Bravery is a tricky thing; a muscle we have to train. It is a reality of the human condition that this growth is a result of pain and suffering. We fall down and learn that despite how much it might hurt, it doesn’t break us. And, so we get up and begin again.
We start with small acts, small risks, and we start to learn our limits and our strengths. We don’t go after Goliath all at once, and certainly not without backup.
A friend recently commented that he was surprised by how much I travel because I get really anxious when I travel. It’s stressful, and it can be challenging for me enjoy myself in the moment—but I still do it. Because anxiety doesn’t get to bully me into living a half-life.
We all have bullies in our lives, proverbial or real, and stories like these tell us that this challenge has been a part of the human experience for millennia. It is an exaggerated story to point us to a very real truth: human resilience and courage are integral to our story, and to God’s.
Madeline L’Engle, the author of A Wrinkle in Time, once said that:
“We have to be braver than we think we can be, because God is constantly calling us to be more than we are.”
Isn’t that the driving plot of the Bible?

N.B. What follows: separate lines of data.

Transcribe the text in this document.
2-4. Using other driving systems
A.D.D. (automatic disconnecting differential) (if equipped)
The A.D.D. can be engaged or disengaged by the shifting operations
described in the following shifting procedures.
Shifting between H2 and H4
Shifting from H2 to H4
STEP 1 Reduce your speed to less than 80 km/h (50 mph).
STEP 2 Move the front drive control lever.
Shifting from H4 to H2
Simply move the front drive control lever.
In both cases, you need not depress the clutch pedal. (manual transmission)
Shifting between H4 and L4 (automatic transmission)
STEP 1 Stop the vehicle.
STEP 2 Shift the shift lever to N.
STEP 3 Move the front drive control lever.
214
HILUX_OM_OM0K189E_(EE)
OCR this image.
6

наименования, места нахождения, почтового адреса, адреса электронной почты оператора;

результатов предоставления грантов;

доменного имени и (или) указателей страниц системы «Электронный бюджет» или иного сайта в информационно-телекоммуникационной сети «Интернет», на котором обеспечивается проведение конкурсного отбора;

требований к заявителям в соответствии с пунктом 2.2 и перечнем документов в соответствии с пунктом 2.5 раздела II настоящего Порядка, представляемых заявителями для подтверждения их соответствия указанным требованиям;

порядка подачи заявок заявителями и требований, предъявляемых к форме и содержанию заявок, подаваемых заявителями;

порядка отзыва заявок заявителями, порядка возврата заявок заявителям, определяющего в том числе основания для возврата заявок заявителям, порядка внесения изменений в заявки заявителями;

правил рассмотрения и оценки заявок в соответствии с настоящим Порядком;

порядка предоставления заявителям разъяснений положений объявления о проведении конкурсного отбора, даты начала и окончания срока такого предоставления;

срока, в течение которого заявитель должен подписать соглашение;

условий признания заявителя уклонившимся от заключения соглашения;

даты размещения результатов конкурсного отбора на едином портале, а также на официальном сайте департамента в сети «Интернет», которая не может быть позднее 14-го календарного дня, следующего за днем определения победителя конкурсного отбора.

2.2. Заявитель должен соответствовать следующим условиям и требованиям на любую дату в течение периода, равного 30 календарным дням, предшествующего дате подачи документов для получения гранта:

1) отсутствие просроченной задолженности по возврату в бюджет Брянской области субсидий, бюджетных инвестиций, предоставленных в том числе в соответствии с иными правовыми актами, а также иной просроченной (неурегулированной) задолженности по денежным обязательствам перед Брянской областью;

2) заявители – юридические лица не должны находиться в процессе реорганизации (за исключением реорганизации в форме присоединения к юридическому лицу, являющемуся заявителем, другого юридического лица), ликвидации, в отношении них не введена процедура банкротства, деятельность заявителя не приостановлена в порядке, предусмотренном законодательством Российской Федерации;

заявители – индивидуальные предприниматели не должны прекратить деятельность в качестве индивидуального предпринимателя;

Unqualified but courageous people called to do so much more than their families, communities, and countries thought they could?
Last time I was with you, I used a quote from the movie Evan Almighty, where God says to another character:
“Let me ask you something. If someone prays for patience, you think God gives them patience? Or does he give them the opportunity to be patient? If he prayed for courage, does God give him courage, or does he give him opportunities to be courageous?”
The Older Testament stories for the lectionary this summer speak of just that—young people called by God to do amazing but hard things. Our Bible stories tell us of men and women who take risks in their stories…
In the face of fear, David persisted against Goliath.
In the face of rejection, Samuel persisted in delivering the message God gave him.
In the face of poverty, Ruth persisted to care for her mother-in-law.
In the face of death, Esther persisted to save her people from genocide.
In the face of an enemy army, Deborah persisted in leading the Israelites to victory.
Though we might not be called to lead an army into battle, the Spirit invites us, too, to courageous acts both big and small. Our daily lives are filled with opportunities to step up, despite that knot in our stomach…
Have you ever stopped to help someone in need, who was being hassled by someone else?
Spoken up when a comment was going to be let go, even though it was hurtful and wrong?
Taken a stance for equality, even if it meant being the unpopular person in the room?
These are our moments, where we’re called to be brave, to do good and great things!
And, like David, we don’t do this alone. For some, it’s the overconfident certainty of youth that helps them march out onto the battlefield. For others, it’s being part of a community who’s committed to their work. For some of us, it’s a nagging belief that there is something good and true out there beyond us, that desires a world filled with justice.
The stories we read together in this place, these ancient stories, inspire us and point us towards hope… Hope is the thing that makes the risk worthwhile. It is a belief that the seemingly impossible task can be accomplished.
But, we don’t get there all at once—trust, just like bravery, is a muscle we learn to flex and strengthen. So we gather in this place and share stories, old and new, about goodness, about failures and triumphs; strengthening one another for the challenges ahead.
We add our own stories to this faithful collection.